Arguable, Ubisoft may even be blazing part of the trail. In the past couple years, the company has made significant strides to align itself with the movie (and TV) industry. In one move, the company’s Prince of Persia game franchise is being turned into a feature film by mega producer Jerry Bruckheimer. In another, James Cameron, of Titanic and Terminator fame, is at work on a film called Avatar due in 2009 with Ubisoft set to release the game version.
Last March, Ubisoft acquired Hybride Technologies the special effects shop behind movies like 300 and Sin City.
Also last spring, Ubisoft bought the rights to use Tom Clancy’s (Hunt for Red October, Patriot Games etc) name for future projects. While some characters weren’t included, the deal explicitly gave them the rights to create new "video games and ancillary products including related books, movies, and merchandising products."
Independently, there have been rumors more than once that a new “Jack Ryan” themed Clancy movie could be in the works.
Ubisoft’s CEO Yves Guillemot has made no secrets of his grand design.

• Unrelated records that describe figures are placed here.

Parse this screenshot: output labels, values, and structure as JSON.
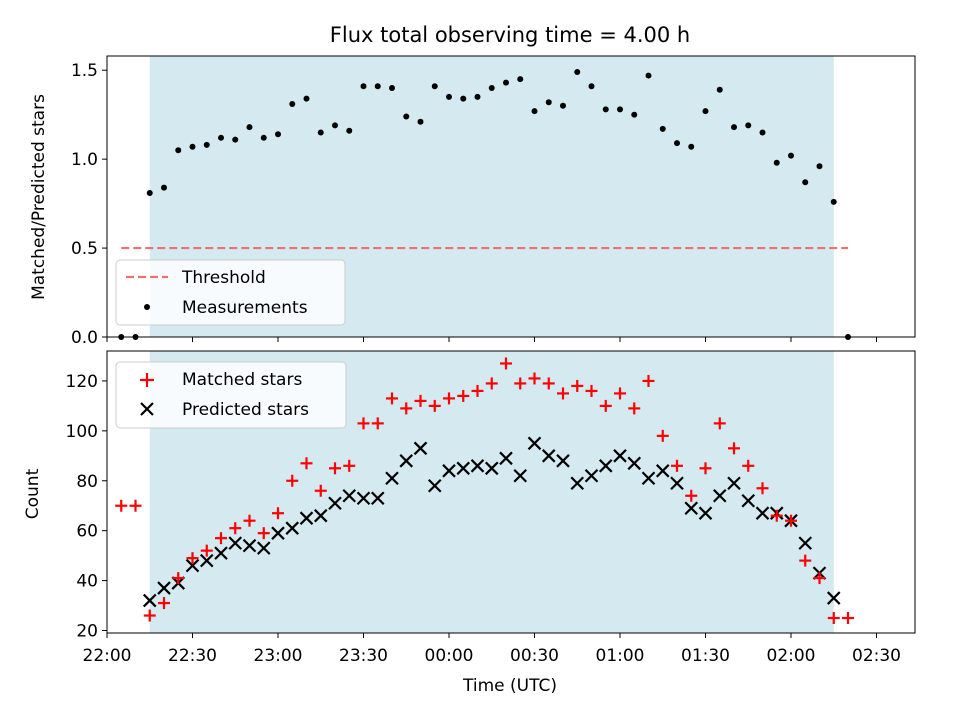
{
  "chart_data": [
    {
      "type": "scatter",
      "title": "Flux total observing time = 4.00 h",
      "xlabel": "",
      "ylabel": "Matched/Predicted stars",
      "ylim": [
        0,
        1.58
      ],
      "yticks": [
        "0.0",
        "0.5",
        "1.0",
        "1.5"
      ],
      "ytick_values": [
        0,
        0.5,
        1.0,
        1.5
      ],
      "shaded_interval": {
        "start": "22:15",
        "end": "02:15",
        "color": "#d4eaf0"
      },
      "threshold": {
        "name": "Threshold",
        "value": 0.5,
        "x_start": "22:05",
        "x_end": "02:20",
        "color": "#f07070"
      },
      "legend": {
        "placement": "lower-left",
        "entries": [
          "Threshold",
          "Measurements"
        ]
      },
      "series": [
        {
          "name": "Measurements",
          "color": "#000000",
          "marker": "dot",
          "x": [
            "22:05",
            "22:10",
            "22:15",
            "22:20",
            "22:25",
            "22:30",
            "22:35",
            "22:40",
            "22:45",
            "22:50",
            "22:55",
            "23:00",
            "23:05",
            "23:10",
            "23:15",
            "23:20",
            "23:25",
            "23:30",
            "23:35",
            "23:40",
            "23:45",
            "23:50",
            "23:55",
            "00:00",
            "00:05",
            "00:10",
            "00:15",
            "00:20",
            "00:25",
            "00:30",
            "00:35",
            "00:40",
            "00:45",
            "00:50",
            "00:55",
            "01:00",
            "01:05",
            "01:10",
            "01:15",
            "01:20",
            "01:25",
            "01:30",
            "01:35",
            "01:40",
            "01:45",
            "01:50",
            "01:55",
            "02:00",
            "02:05",
            "02:10",
            "02:15",
            "02:20"
          ],
          "y": [
            0.0,
            0.0,
            0.81,
            0.84,
            1.05,
            1.07,
            1.08,
            1.12,
            1.11,
            1.18,
            1.12,
            1.14,
            1.31,
            1.34,
            1.15,
            1.19,
            1.16,
            1.41,
            1.41,
            1.4,
            1.24,
            1.21,
            1.41,
            1.35,
            1.34,
            1.35,
            1.4,
            1.43,
            1.45,
            1.27,
            1.32,
            1.3,
            1.49,
            1.41,
            1.28,
            1.28,
            1.25,
            1.47,
            1.17,
            1.09,
            1.07,
            1.27,
            1.39,
            1.18,
            1.19,
            1.15,
            0.98,
            1.02,
            0.87,
            0.96,
            0.76,
            0.0
          ]
        }
      ]
    },
    {
      "type": "scatter",
      "xlabel": "Time (UTC)",
      "ylabel": "Count",
      "ylim": [
        19,
        132
      ],
      "yticks": [
        "20",
        "40",
        "60",
        "80",
        "100",
        "120"
      ],
      "ytick_values": [
        20,
        40,
        60,
        80,
        100,
        120
      ],
      "xticks": [
        "22:00",
        "22:30",
        "23:00",
        "23:30",
        "00:00",
        "00:30",
        "01:00",
        "01:30",
        "02:00",
        "02:30"
      ],
      "shaded_interval": {
        "start": "22:15",
        "end": "02:15",
        "color": "#d4eaf0"
      },
      "legend": {
        "placement": "upper-left",
        "entries": [
          "Matched stars",
          "Predicted stars"
        ]
      },
      "series": [
        {
          "name": "Matched stars",
          "color": "#ff0000",
          "marker": "plus",
          "x": [
            "22:05",
            "22:10",
            "22:15",
            "22:20",
            "22:25",
            "22:30",
            "22:35",
            "22:40",
            "22:45",
            "22:50",
            "22:55",
            "23:00",
            "23:05",
            "23:10",
            "23:15",
            "23:20",
            "23:25",
            "23:30",
            "23:35",
            "23:40",
            "23:45",
            "23:50",
            "23:55",
            "00:00",
            "00:05",
            "00:10",
            "00:15",
            "00:20",
            "00:25",
            "00:30",
            "00:35",
            "00:40",
            "00:45",
            "00:50",
            "00:55",
            "01:00",
            "01:05",
            "01:10",
            "01:15",
            "01:20",
            "01:25",
            "01:30",
            "01:35",
            "01:40",
            "01:45",
            "01:50",
            "01:55",
            "02:00",
            "02:05",
            "02:10",
            "02:15",
            "02:20"
          ],
          "y": [
            70,
            70,
            26,
            31,
            41,
            49,
            52,
            57,
            61,
            64,
            59,
            67,
            80,
            87,
            76,
            85,
            86,
            103,
            103,
            113,
            109,
            112,
            110,
            113,
            114,
            116,
            119,
            127,
            119,
            121,
            119,
            115,
            118,
            116,
            110,
            115,
            109,
            120,
            98,
            86,
            74,
            85,
            103,
            93,
            86,
            77,
            66,
            64,
            48,
            41,
            25,
            25
          ]
        },
        {
          "name": "Predicted stars",
          "color": "#000000",
          "marker": "x",
          "x": [
            "22:15",
            "22:20",
            "22:25",
            "22:30",
            "22:35",
            "22:40",
            "22:45",
            "22:50",
            "22:55",
            "23:00",
            "23:05",
            "23:10",
            "23:15",
            "23:20",
            "23:25",
            "23:30",
            "23:35",
            "23:40",
            "23:45",
            "23:50",
            "23:55",
            "00:00",
            "00:05",
            "00:10",
            "00:15",
            "00:20",
            "00:25",
            "00:30",
            "00:35",
            "00:40",
            "00:45",
            "00:50",
            "00:55",
            "01:00",
            "01:05",
            "01:10",
            "01:15",
            "01:20",
            "01:25",
            "01:30",
            "01:35",
            "01:40",
            "01:45",
            "01:50",
            "01:55",
            "02:00",
            "02:05",
            "02:10",
            "02:15"
          ],
          "y": [
            32,
            37,
            39,
            46,
            48,
            51,
            55,
            54,
            53,
            59,
            61,
            65,
            66,
            71,
            74,
            73,
            73,
            81,
            88,
            93,
            78,
            84,
            85,
            86,
            85,
            89,
            82,
            95,
            90,
            88,
            79,
            82,
            86,
            90,
            87,
            81,
            84,
            79,
            69,
            67,
            74,
            79,
            72,
            67,
            67,
            64,
            55,
            43,
            33
          ]
        }
      ]
    }
  ]
}
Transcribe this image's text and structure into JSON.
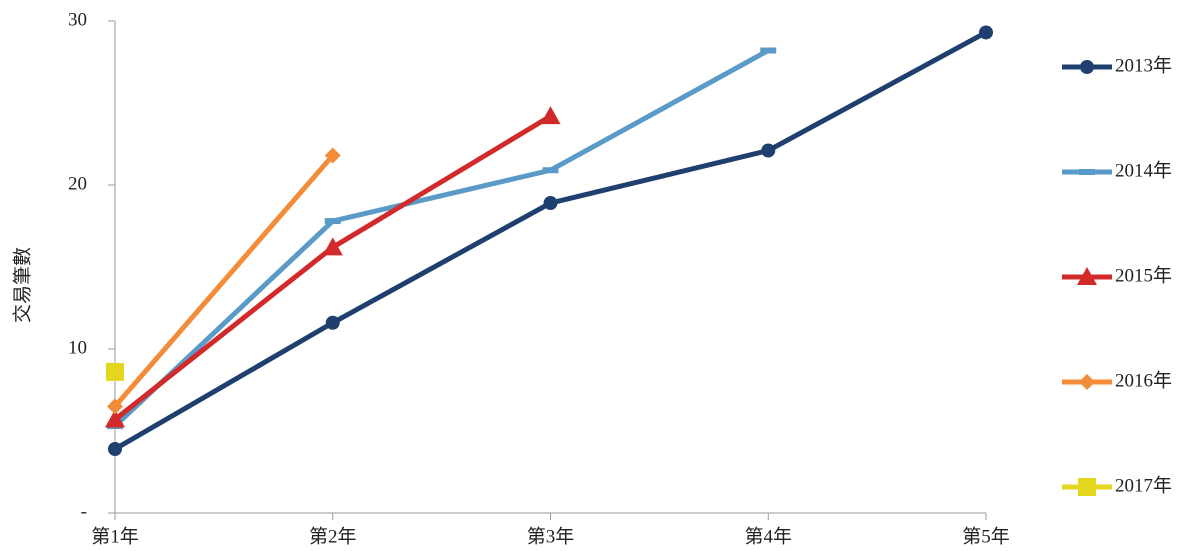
{
  "chart_data": {
    "type": "line",
    "y_label": "交易筆數",
    "categories": [
      "第1年",
      "第2年",
      "第3年",
      "第4年",
      "第5年"
    ],
    "series": [
      {
        "name": "2013年",
        "color": "#1f3f6e",
        "marker": "circle",
        "values": [
          3.9,
          11.6,
          18.9,
          22.1,
          29.3
        ]
      },
      {
        "name": "2014年",
        "color": "#5a9ac8",
        "marker": "dash",
        "values": [
          5.3,
          17.8,
          20.9,
          28.2,
          null
        ]
      },
      {
        "name": "2015年",
        "color": "#d22a2a",
        "marker": "triangle",
        "values": [
          5.7,
          16.2,
          24.2,
          null,
          null
        ]
      },
      {
        "name": "2016年",
        "color": "#f28c38",
        "marker": "diamond",
        "values": [
          6.5,
          21.8,
          null,
          null,
          null
        ]
      },
      {
        "name": "2017年",
        "color": "#e4d61e",
        "marker": "square",
        "values": [
          8.6,
          null,
          null,
          null,
          null
        ]
      }
    ],
    "ylim": [
      0,
      30
    ],
    "yticks": [
      {
        "value": 0,
        "label": "-"
      },
      10,
      20,
      30
    ],
    "legend": "right"
  }
}
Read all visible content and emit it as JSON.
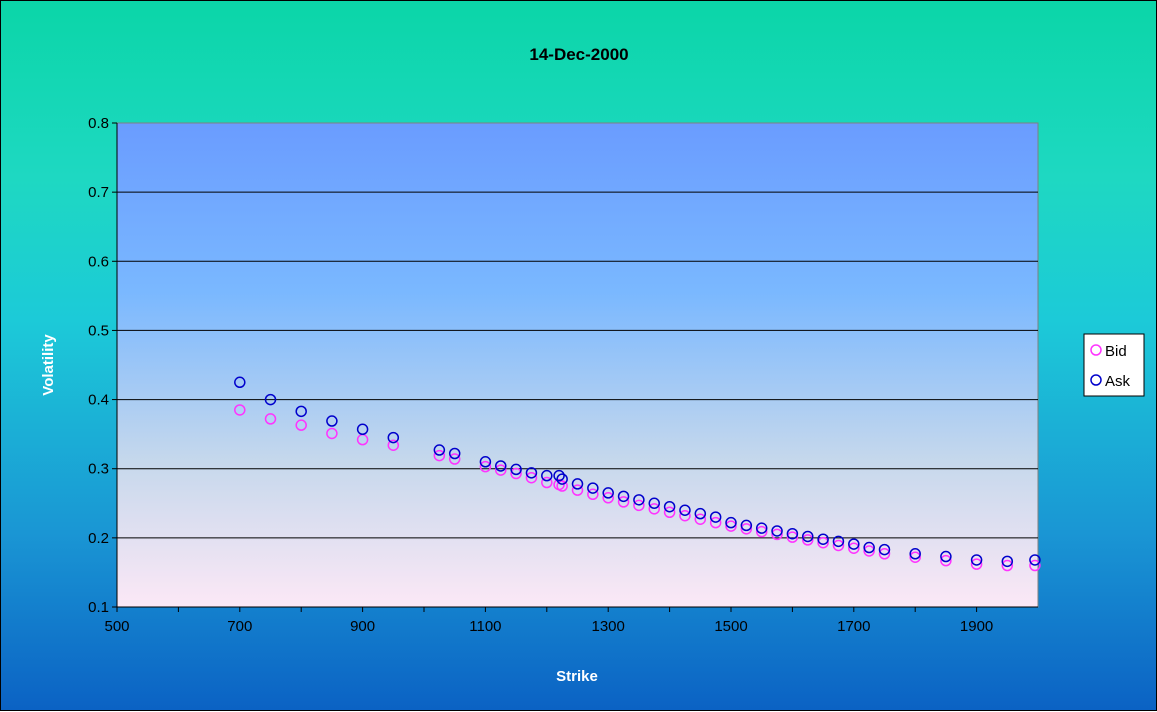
{
  "chart_data": {
    "type": "scatter",
    "title": "14-Dec-2000",
    "xlabel": "Strike",
    "ylabel": "Volatility",
    "xlim": [
      500,
      2000
    ],
    "ylim": [
      0.1,
      0.8
    ],
    "x_ticks": [
      "500",
      "700",
      "900",
      "1100",
      "1300",
      "1500",
      "1700",
      "1900"
    ],
    "y_ticks": [
      "0.1",
      "0.2",
      "0.3",
      "0.4",
      "0.5",
      "0.6",
      "0.7",
      "0.8"
    ],
    "grid": "horizontal",
    "legend_position": "right",
    "series": [
      {
        "name": "Bid",
        "color": "#ff33ff",
        "x": [
          700,
          750,
          800,
          850,
          900,
          950,
          1025,
          1050,
          1100,
          1125,
          1150,
          1175,
          1200,
          1220,
          1225,
          1250,
          1275,
          1300,
          1325,
          1350,
          1375,
          1400,
          1425,
          1450,
          1475,
          1500,
          1525,
          1550,
          1575,
          1600,
          1625,
          1650,
          1675,
          1700,
          1725,
          1750,
          1800,
          1850,
          1900,
          1950,
          1995
        ],
        "y": [
          0.385,
          0.372,
          0.363,
          0.351,
          0.342,
          0.334,
          0.319,
          0.314,
          0.303,
          0.298,
          0.293,
          0.287,
          0.28,
          0.277,
          0.275,
          0.269,
          0.263,
          0.258,
          0.252,
          0.247,
          0.242,
          0.237,
          0.232,
          0.227,
          0.222,
          0.217,
          0.213,
          0.209,
          0.205,
          0.201,
          0.197,
          0.193,
          0.189,
          0.185,
          0.181,
          0.177,
          0.172,
          0.167,
          0.162,
          0.16,
          0.16
        ]
      },
      {
        "name": "Ask",
        "color": "#0000cc",
        "x": [
          700,
          750,
          800,
          850,
          900,
          950,
          1025,
          1050,
          1100,
          1125,
          1150,
          1175,
          1200,
          1220,
          1225,
          1250,
          1275,
          1300,
          1325,
          1350,
          1375,
          1400,
          1425,
          1450,
          1475,
          1500,
          1525,
          1550,
          1575,
          1600,
          1625,
          1650,
          1675,
          1700,
          1725,
          1750,
          1800,
          1850,
          1900,
          1950,
          1995
        ],
        "y": [
          0.425,
          0.4,
          0.383,
          0.369,
          0.357,
          0.345,
          0.327,
          0.322,
          0.31,
          0.304,
          0.299,
          0.294,
          0.29,
          0.29,
          0.285,
          0.278,
          0.272,
          0.265,
          0.26,
          0.255,
          0.25,
          0.245,
          0.24,
          0.235,
          0.23,
          0.222,
          0.218,
          0.214,
          0.21,
          0.206,
          0.202,
          0.198,
          0.195,
          0.191,
          0.186,
          0.183,
          0.177,
          0.173,
          0.168,
          0.166,
          0.168
        ]
      }
    ]
  }
}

He’s said previously that he believes, “the future of [the games industry] depends on our ability to create brands that captivate audiences and extend those brands to other forms of entertainment.”
Hollywood crossovers seem to be at the core of that vision. It would make sense therefore the purchase of Massive Entertainment earlier this week might fit into the same strategic box too. So no surprise, that theory is now floating around.
Tracking the soundbytes, last spring Guillemot did say following the Clancy licensing deal that one of the benefits it that “[Ubisoft] will be able to adapt the brand to new formats, in particular the MMO format.”
Coincidence that Massively Multiplayer Online Games is Massive’s strength? It is a skill-set Ubisoft lacked but that Activision Blizzard, with its Vivendi Games assets, has in abundance.
Speaking at BMO Capital Markets Interactive Entertainment Conference, Guillemot acknowledged that Massive’s particular strengths in the genre was part of the justification for the purchase. “They are going to help us to also get closer to the MMO space.” The goal he said is, “to go first with light MMOs, as those are now and have been extremely popular for a long time in China but are also coming in the US and Europe and are generating lots of good revenue. Our goal is first to start with light MMOs, and then in the future, we will come with RPG and RTS, also in the MMO space."
Massive already has a modern warfare real time strategy game in the critically acclaimed World in Conflict title. An expansion of that is currently in development. Will a Tom Clancy title, or some other “interactive movie” MMOG crossover be next? Could very well be.